A partir deste dispositivo a sensação é de estarmos
dentro de um cenário ou de um recinto no qual qualquer coisa se irá passar, mas
do qual temos pouca informação. A ênfase colocada no movimento da luz, quer nas
paredes da galeria, quer no próprio espaço/recinto mais em baixo, desafia a
nossa noção de observadores – estamos a assistir a algo mas, e ao mesmo tempo,
somos parte integrante do jogo.
Este aparato na utilização da luz, um elemento
essencial também ao filme e à experiência do cinema, reside literalmente no
próprio imaginário que temos de cenários do tipo ficção científica de série B
ou mesmo de últimas produções de Hollywood, sendo que Dominique arrasta estas
nossas memórias para uma situação nova, num espaço público como o museu,
tornando estas luzes (e também a sua ausência) numa tipo de “película” ou
“camada” do trabalho que antecede a sua própria visualização.
Num olhar mais atento, descendo a rampa de acesso ao
piso inferior, vamos percebendo outros detalhes: existe uma série de objectos
exteriormente reconhecíveis (bolas e tapetes) e também a presença de outros
corpos além dos nossos que observam, outras “figuras”. Esta empatia através de
um palco aqui criado reintroduz a presença projectiva do
observador-participante, não apenas documentando uma situação mas criando uma
situação/espaço, que de forma explícita nos coloca mentalmente no centro das
atenções.
Este foco de atenção não se deseja voyeurístico, como
refere a própria artista, mas antes relacional no sentido interior e exterior,
espaço público e espaço privado, numa troca de olhares e de posturas que se
prende com a nossa própria condição de visitantes. É neste preciso momento que a noção de participação é
estilhaçada pela proposta, distinguindo temporalidades e colapsando, ou desconstruindo,
a noção limite que temos da obra de arte contemporânea.

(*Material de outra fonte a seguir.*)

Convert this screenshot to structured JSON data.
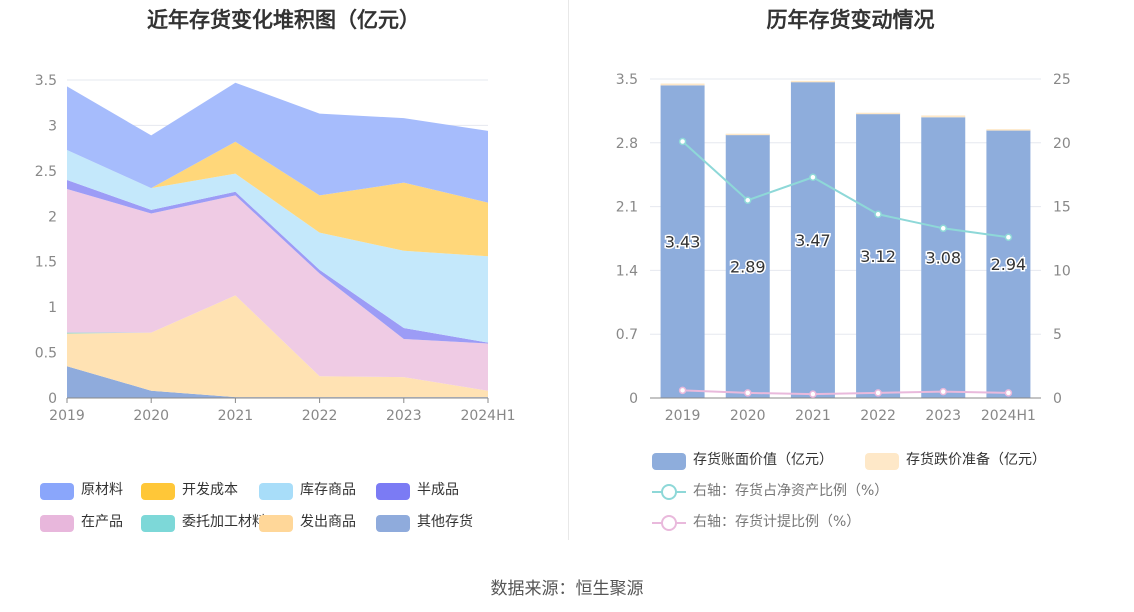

Como diversas vezes Dominique afirmou, Pynchon Park
reabre a questão sobre o conceito de lugar: Este aspeto crítico é de capital
interesse para a artista e parece estar também na agenda do mundo de hoje, nas
definições de fronteira, na criação de barreiras e muros, no fluxo de gentes
anónimas obrigadas a deslocar-se entre geografias, ou mesmo a geopolítica do
terrorismo. É nesta estranheza e neste limite entre o material utilizado para a
construção de uma situação e o assunto em si mesmo que Pynchon Park produz o
seu maior efeito.
Quando nos
aproximamos de um dos portões somos confrontados com uma escolha: entrar ou
permanecer a olhar de fora para dentro. Uma vez dentro do recinto, temos “obrigatoriamente”

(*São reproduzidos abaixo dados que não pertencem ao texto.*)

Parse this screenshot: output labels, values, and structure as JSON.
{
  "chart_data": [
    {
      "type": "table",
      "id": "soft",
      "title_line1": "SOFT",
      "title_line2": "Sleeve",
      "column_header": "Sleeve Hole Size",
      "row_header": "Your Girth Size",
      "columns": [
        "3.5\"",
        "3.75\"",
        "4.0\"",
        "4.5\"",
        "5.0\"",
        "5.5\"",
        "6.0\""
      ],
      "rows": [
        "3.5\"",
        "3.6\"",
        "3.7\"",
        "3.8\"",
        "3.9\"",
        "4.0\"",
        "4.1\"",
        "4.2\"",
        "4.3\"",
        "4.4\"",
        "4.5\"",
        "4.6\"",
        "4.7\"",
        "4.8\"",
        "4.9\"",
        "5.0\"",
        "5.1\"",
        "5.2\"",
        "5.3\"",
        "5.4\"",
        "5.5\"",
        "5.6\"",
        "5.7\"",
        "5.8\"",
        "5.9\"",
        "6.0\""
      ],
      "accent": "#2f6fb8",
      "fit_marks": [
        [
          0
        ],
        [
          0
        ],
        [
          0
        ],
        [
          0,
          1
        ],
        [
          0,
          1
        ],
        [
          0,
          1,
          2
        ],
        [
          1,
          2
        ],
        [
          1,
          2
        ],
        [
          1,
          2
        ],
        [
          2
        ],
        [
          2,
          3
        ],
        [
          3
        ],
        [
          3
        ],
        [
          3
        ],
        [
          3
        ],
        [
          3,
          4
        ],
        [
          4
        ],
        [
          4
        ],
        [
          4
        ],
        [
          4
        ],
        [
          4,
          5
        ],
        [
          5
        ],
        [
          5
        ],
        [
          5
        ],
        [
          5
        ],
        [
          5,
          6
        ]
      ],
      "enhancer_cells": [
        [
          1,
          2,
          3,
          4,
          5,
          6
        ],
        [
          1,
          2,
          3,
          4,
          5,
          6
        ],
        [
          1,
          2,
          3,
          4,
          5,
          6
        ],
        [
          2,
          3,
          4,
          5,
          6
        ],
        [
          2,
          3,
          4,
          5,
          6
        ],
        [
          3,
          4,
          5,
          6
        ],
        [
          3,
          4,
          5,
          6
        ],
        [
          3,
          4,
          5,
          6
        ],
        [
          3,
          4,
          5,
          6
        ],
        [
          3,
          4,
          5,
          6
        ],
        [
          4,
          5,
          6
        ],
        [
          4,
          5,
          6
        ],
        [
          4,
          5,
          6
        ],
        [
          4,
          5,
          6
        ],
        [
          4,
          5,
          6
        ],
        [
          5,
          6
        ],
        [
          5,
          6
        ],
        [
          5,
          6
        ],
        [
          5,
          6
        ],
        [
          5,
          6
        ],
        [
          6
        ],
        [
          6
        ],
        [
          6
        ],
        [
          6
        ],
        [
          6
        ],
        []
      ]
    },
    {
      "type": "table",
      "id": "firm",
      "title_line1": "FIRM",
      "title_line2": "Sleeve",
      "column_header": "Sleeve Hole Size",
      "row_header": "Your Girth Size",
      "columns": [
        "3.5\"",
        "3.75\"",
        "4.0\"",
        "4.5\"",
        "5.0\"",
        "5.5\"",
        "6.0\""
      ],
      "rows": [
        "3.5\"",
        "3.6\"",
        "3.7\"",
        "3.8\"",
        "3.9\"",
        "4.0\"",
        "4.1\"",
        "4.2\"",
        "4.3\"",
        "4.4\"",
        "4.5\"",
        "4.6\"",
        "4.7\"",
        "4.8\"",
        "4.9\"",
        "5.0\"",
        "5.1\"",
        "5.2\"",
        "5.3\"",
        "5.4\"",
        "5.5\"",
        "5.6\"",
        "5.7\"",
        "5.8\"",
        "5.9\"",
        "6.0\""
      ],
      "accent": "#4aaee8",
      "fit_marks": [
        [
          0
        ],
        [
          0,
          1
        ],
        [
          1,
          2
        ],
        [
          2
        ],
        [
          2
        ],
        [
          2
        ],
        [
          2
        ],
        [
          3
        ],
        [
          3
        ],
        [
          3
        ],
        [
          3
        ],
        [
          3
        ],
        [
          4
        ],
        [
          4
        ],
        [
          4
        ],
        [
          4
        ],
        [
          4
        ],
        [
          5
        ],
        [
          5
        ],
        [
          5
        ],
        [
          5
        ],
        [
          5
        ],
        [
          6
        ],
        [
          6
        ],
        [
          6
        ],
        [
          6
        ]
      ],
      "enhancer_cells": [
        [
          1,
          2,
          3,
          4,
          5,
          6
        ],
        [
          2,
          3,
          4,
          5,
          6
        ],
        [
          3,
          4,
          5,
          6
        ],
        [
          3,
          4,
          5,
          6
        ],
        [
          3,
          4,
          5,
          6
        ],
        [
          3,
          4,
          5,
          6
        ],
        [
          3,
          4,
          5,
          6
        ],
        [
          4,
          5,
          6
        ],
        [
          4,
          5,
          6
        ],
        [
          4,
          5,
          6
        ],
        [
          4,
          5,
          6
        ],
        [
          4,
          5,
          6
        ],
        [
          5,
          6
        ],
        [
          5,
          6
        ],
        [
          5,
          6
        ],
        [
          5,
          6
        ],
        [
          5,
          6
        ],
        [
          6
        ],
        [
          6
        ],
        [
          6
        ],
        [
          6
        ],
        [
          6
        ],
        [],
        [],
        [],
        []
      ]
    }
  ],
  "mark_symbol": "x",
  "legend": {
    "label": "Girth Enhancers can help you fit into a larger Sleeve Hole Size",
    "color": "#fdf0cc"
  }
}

que esperar determinado tempo até que os portões se abram novamente. Enquanto
dentro do recinto, uma panóplia de objectos estão à nossa mercê de manipulação,
ainda que restritiva.
Podemos
sentar-nos, deitar-nos, caminhar em torno, esperar, conversar ou permanecer em
silêncio. Cada livro colorido corresponde a uma “zona” onde é possível criar
uma situação de isolamento, ou pelo contrário, uma zona de diálogo e de
contacto.
O som desta obra é de apaziguador, ondas, sons que ligamos directamente
à ondulação do mar… Dentro do recinto o jogo das percepções mantém-se até
decidirmos que termina, mas é nesta transferência, da decisão de deambular ou
permanecer quieto, que Dominique é mais eficaz; como na história original,
estamos a ser “observados” não sabemos muito bem por quem… Pelos alienígenas
que nos resgataram dos restantes, ou de nós mesmos, duplos, e daí ser o drama
que este trabalho impõe: os estranhos, os verdadeiros extraterrestres, não
seremos nós mesmos?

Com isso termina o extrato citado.